Feasibility of this program was evaluated through standardized online questionnaires offered after each telestreamed case. Through this, the majority of cases were evaluated with a response rate of 63%. Missed case evaluations were due to limited time resources of the trainees, who participated in the fellowship parallel to their daily tasks at the respective home hospitals. While full evaluation of all cases would certainly allow an even more representative quantification of case-based learning progress, we decided against asking for a retrospective completion of the forms to avoid recall bias. The final questionnaire after completion of the course aiming at a more comprehensive evaluation achieved a 100% response rate from both the fellows and mentors.

Technical feasibility of a telestreaming set-up largely relies on the quality of the video and audio signal. In > 90% of evaluated cases, video quality was judged to be good or excellent, while satisfactory audio signal was reported in > 85% of cases. The slightly less reliable audio signal might be attributable to the use of different headsets by the fellows with varying quality.

Situational awareness is considered a critical non-technical component of decision-making and can also be applied to complex medical procedures as prerequisite for prevention of complications [12, 13]. In our study, high levels of situational awareness were reported in 75.5% (full level), and 14.7% (good level) of cases. This translates to a satisfactory perception of interventional steps and the projected status of the procedure through the tested audiovisual streaming set-up. Future studies will certainly have to validate these levels of situational awareness in a broader number of users, e.g. through neutral third party observers, rather than through potentially biased user questionnaires.

Although in-person fellowships including hands-on training on patients remains the undisputed standard of basic and advanced neurointerventional training, this set-up might serve as a useful addition to further facilitate training, in particular during times of limited mobility, e.g. during travel restrictions as experienced under the recent COVID-19 pandemic.

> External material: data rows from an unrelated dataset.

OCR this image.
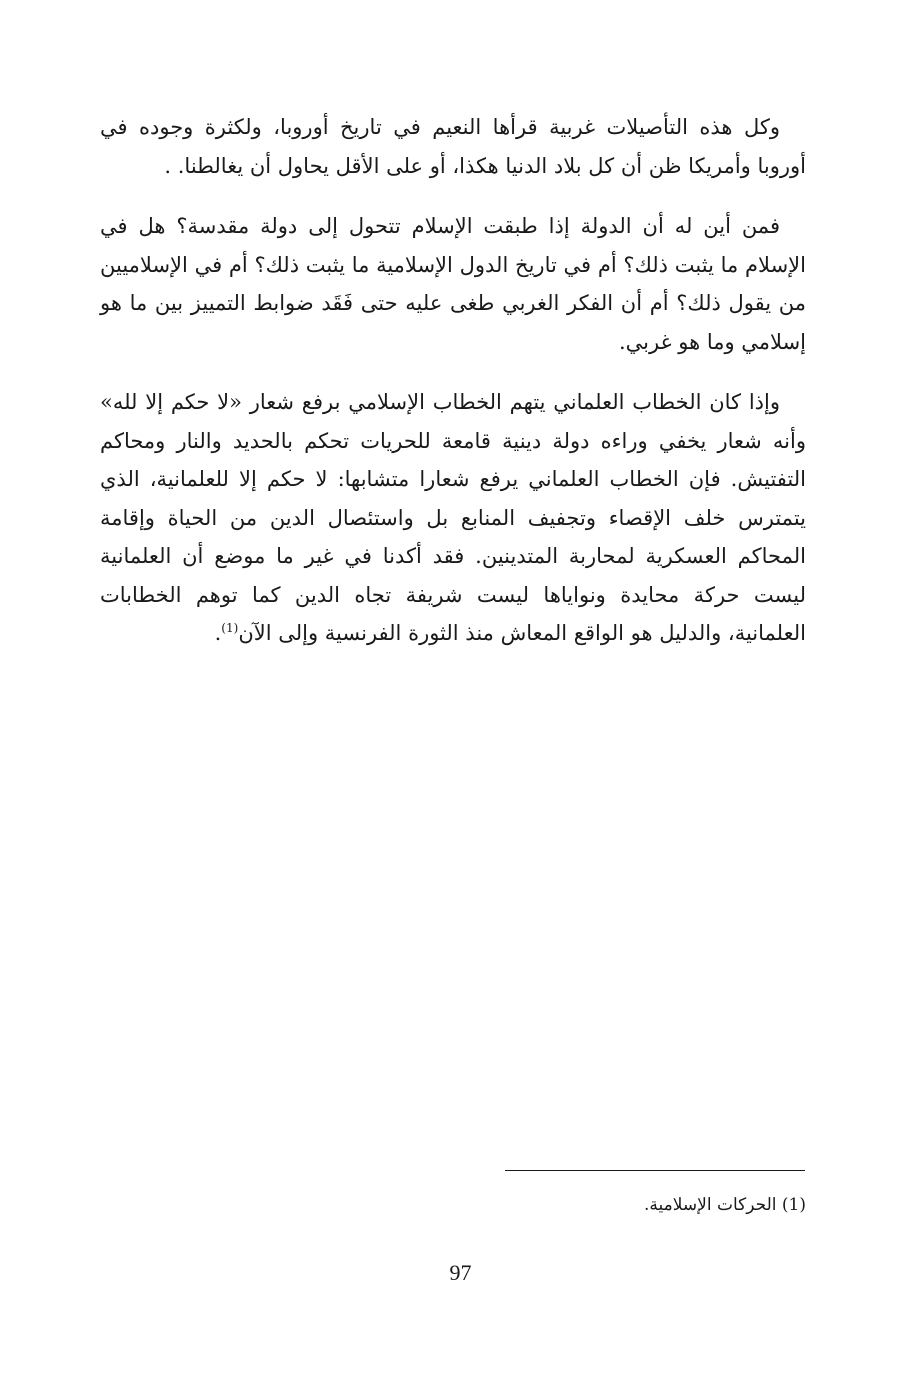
وكل هذه التأصيلات غربية قرأها النعيم في تاريخ أوروبا، ولكثرة وجوده في أوروبا وأمريكا ظن أن كل بلاد الدنيا هكذا، أو على الأقل يحاول أن يغالطنا. .

فمن أين له أن الدولة إذا طبقت الإسلام تتحول إلى دولة مقدسة؟ هل في الإسلام ما يثبت ذلك؟ أم في تاريخ الدول الإسلامية ما يثبت ذلك؟ أم في الإسلاميين من يقول ذلك؟ أم أن الفكر الغربي طغى عليه حتى فَقَد ضوابط التمييز بين ما هو إسلامي وما هو غربي.

وإذا كان الخطاب العلماني يتهم الخطاب الإسلامي برفع شعار «لا حكم إلا لله» وأنه شعار يخفي وراءه دولة دينية قامعة للحريات تحكم بالحديد والنار ومحاكم التفتيش. فإن الخطاب العلماني يرفع شعارا متشابها: لا حكم إلا للعلمانية، الذي يتمترس خلف الإقصاء وتجفيف المنابع بل واستئصال الدين من الحياة وإقامة المحاكم العسكرية لمحاربة المتدينين. فقد أكدنا في غير ما موضع أن العلمانية ليست حركة محايدة ونواياها ليست شريفة تجاه الدين كما توهم الخطابات العلمانية، والدليل هو الواقع المعاش منذ الثورة الفرنسية وإلى الآن$^{(1)}$.

(1) الحركات الإسلامية.
97
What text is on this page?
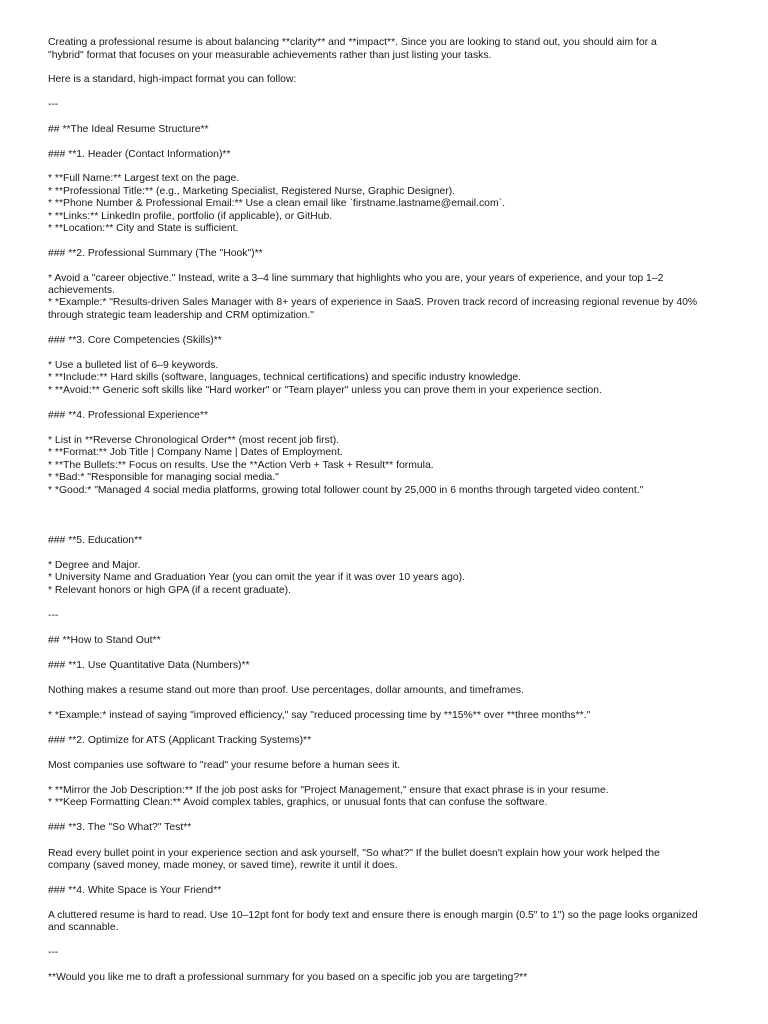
Creating a professional resume is about balancing **clarity** and **impact**. Since you are looking to stand out, you should aim for a
"hybrid" format that focuses on your measurable achievements rather than just listing your tasks.
Here is a standard, high-impact format you can follow:
---
## **The Ideal Resume Structure**
### **1. Header (Contact Information)**
* **Full Name:** Largest text on the page.
* **Professional Title:** (e.g., Marketing Specialist, Registered Nurse, Graphic Designer).
* **Phone Number & Professional Email:** Use a clean email like `firstname.lastname@email.com`.
* **Links:** LinkedIn profile, portfolio (if applicable), or GitHub.
* **Location:** City and State is sufficient.
### **2. Professional Summary (The "Hook")**
* Avoid a "career objective." Instead, write a 3–4 line summary that highlights who you are, your years of experience, and your top 1–2
achievements.
* *Example:* "Results-driven Sales Manager with 8+ years of experience in SaaS. Proven track record of increasing regional revenue by 40%
through strategic team leadership and CRM optimization."
### **3. Core Competencies (Skills)**
* Use a bulleted list of 6–9 keywords.
* **Include:** Hard skills (software, languages, technical certifications) and specific industry knowledge.
* **Avoid:** Generic soft skills like "Hard worker" or "Team player" unless you can prove them in your experience section.
### **4. Professional Experience**
* List in **Reverse Chronological Order** (most recent job first).
* **Format:** Job Title | Company Name | Dates of Employment.
* **The Bullets:** Focus on results. Use the **Action Verb + Task + Result** formula.
* *Bad:* "Responsible for managing social media."
* *Good:* "Managed 4 social media platforms, growing total follower count by 25,000 in 6 months through targeted video content."
### **5. Education**
* Degree and Major.
* University Name and Graduation Year (you can omit the year if it was over 10 years ago).
* Relevant honors or high GPA (if a recent graduate).
---
## **How to Stand Out**
### **1. Use Quantitative Data (Numbers)**
Nothing makes a resume stand out more than proof. Use percentages, dollar amounts, and timeframes.
* *Example:* instead of saying "improved efficiency," say "reduced processing time by **15%** over **three months**."
### **2. Optimize for ATS (Applicant Tracking Systems)**
Most companies use software to "read" your resume before a human sees it.
* **Mirror the Job Description:** If the job post asks for "Project Management," ensure that exact phrase is in your resume.
* **Keep Formatting Clean:** Avoid complex tables, graphics, or unusual fonts that can confuse the software.
### **3. The "So What?" Test**
Read every bullet point in your experience section and ask yourself, "So what?" If the bullet doesn't explain how your work helped the
company (saved money, made money, or saved time), rewrite it until it does.
### **4. White Space is Your Friend**
A cluttered resume is hard to read. Use 10–12pt font for body text and ensure there is enough margin (0.5" to 1") so the page looks organized
and scannable.
---
**Would you like me to draft a professional summary for you based on a specific job you are targeting?**
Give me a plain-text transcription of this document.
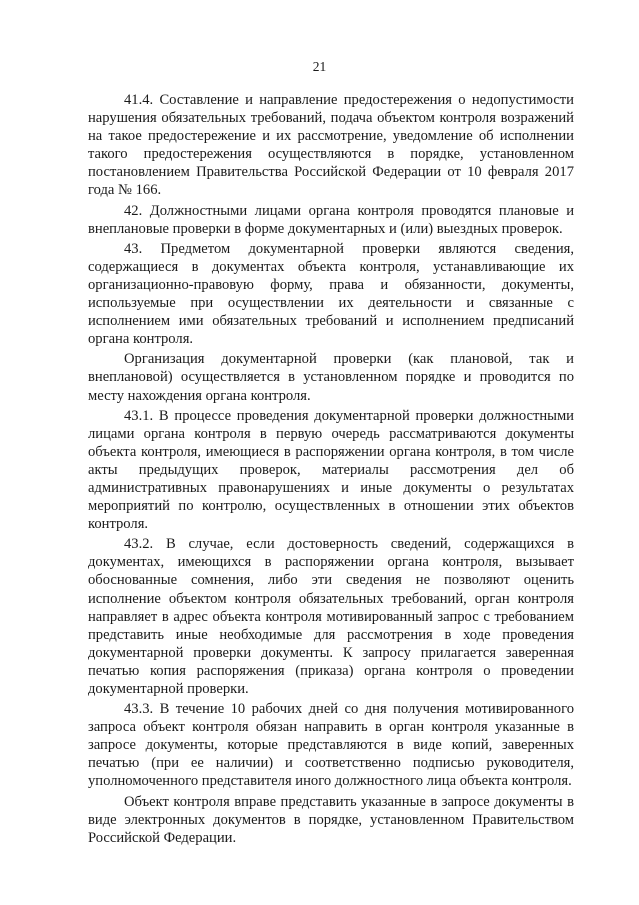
21

41.4. Составление и направление предостережения о недопустимости нарушения обязательных требований, подача объектом контроля возражений на такое предостережение и их рассмотрение, уведомление об исполнении такого предостережения осуществляются в порядке, установленном постановлением Правительства Российской Федерации от 10 февраля 2017 года № 166.

42. Должностными лицами органа контроля проводятся плановые и внеплановые проверки в форме документарных и (или) выездных проверок.

43. Предметом документарной проверки являются сведения, содержащиеся в документах объекта контроля, устанавливающие их организационно-правовую форму, права и обязанности, документы, используемые при осуществлении их деятельности и связанные с исполнением ими обязательных требований и исполнением предписаний органа контроля.

Организация документарной проверки (как плановой, так и внеплановой) осуществляется в установленном порядке и проводится по месту нахождения органа контроля.

43.1. В процессе проведения документарной проверки должностными лицами органа контроля в первую очередь рассматриваются документы объекта контроля, имеющиеся в распоряжении органа контроля, в том числе акты предыдущих проверок, материалы рассмотрения дел об административных правонарушениях и иные документы о результатах мероприятий по контролю, осуществленных в отношении этих объектов контроля.

43.2. В случае, если достоверность сведений, содержащихся в документах, имеющихся в распоряжении органа контроля, вызывает обоснованные сомнения, либо эти сведения не позволяют оценить исполнение объектом контроля обязательных требований, орган контроля направляет в адрес объекта контроля мотивированный запрос с требованием представить иные необходимые для рассмотрения в ходе проведения документарной проверки документы. К запросу прилагается заверенная печатью копия распоряжения (приказа) органа контроля о проведении документарной проверки.

43.3. В течение 10 рабочих дней со дня получения мотивированного запроса объект контроля обязан направить в орган контроля указанные в запросе документы, которые представляются в виде копий, заверенных печатью (при ее наличии) и соответственно подписью руководителя, уполномоченного представителя иного должностного лица объекта контроля.

Объект контроля вправе представить указанные в запросе документы в виде электронных документов в порядке, установленном Правительством Российской Федерации.
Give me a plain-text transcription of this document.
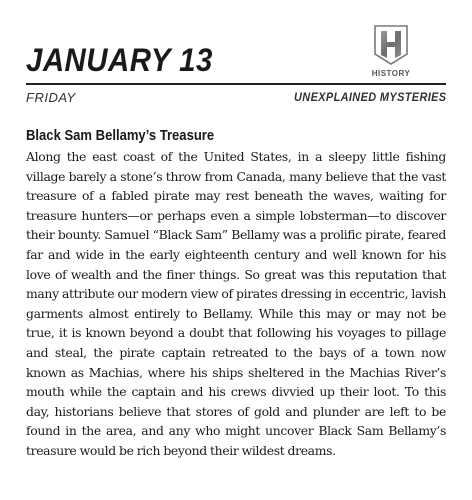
JANUARY 13	HISTORY
FRIDAY	UNEXPLAINED MYSTERIES
Black Sam Bellamy’s Treasure

Along the east coast of the United States, in a sleepy little fishing village barely a stone’s throw from Canada, many believe that the vast treasure of a fabled pirate may rest beneath the waves, waiting for treasure hunters—or perhaps even a simple lobsterman—to discover their bounty. Samuel “Black Sam” Bellamy was a prolific pirate, feared far and wide in the early eighteenth century and well known for his love of wealth and the finer things. So great was this reputation that many attribute our modern view of pirates dressing in eccentric, lavish garments almost entirely to Bellamy. While this may or may not be true, it is known beyond a doubt that following his voyages to pillage and steal, the pirate captain retreated to the bays of a town now known as Machias, where his ships sheltered in the Machias River’s mouth while the captain and his crews divvied up their loot. To this day, historians believe that stores of gold and plunder are left to be found in the area, and any who might uncover Black Sam Bellamy’s treasure would be rich beyond their wildest dreams.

Future telestream observerships will ideally include opportunities for e‑fellows to participate regularly in the program with planned or flexible off-time at their place of work. This would allow more convenient access to telestream slots.

Limitation

Although evaluations were performed anonymously through standardized online questionnaires, a significant desirability bias cannot be ruled out. Future tele-observership programs will therefore preferably include written examinations before and after participation. This would allow to retrieve more objective data on individual improvements of neurointerventional knowledge.

Conclusion

Based on the evaluations of the remote observers, audiovisual streaming technology is sufficient to gain meaningful situational awareness of neurovascular procedures and is a useful additional tool for neurointerventional training. It facilitates geographically independent training of complex neurointerventional procedures.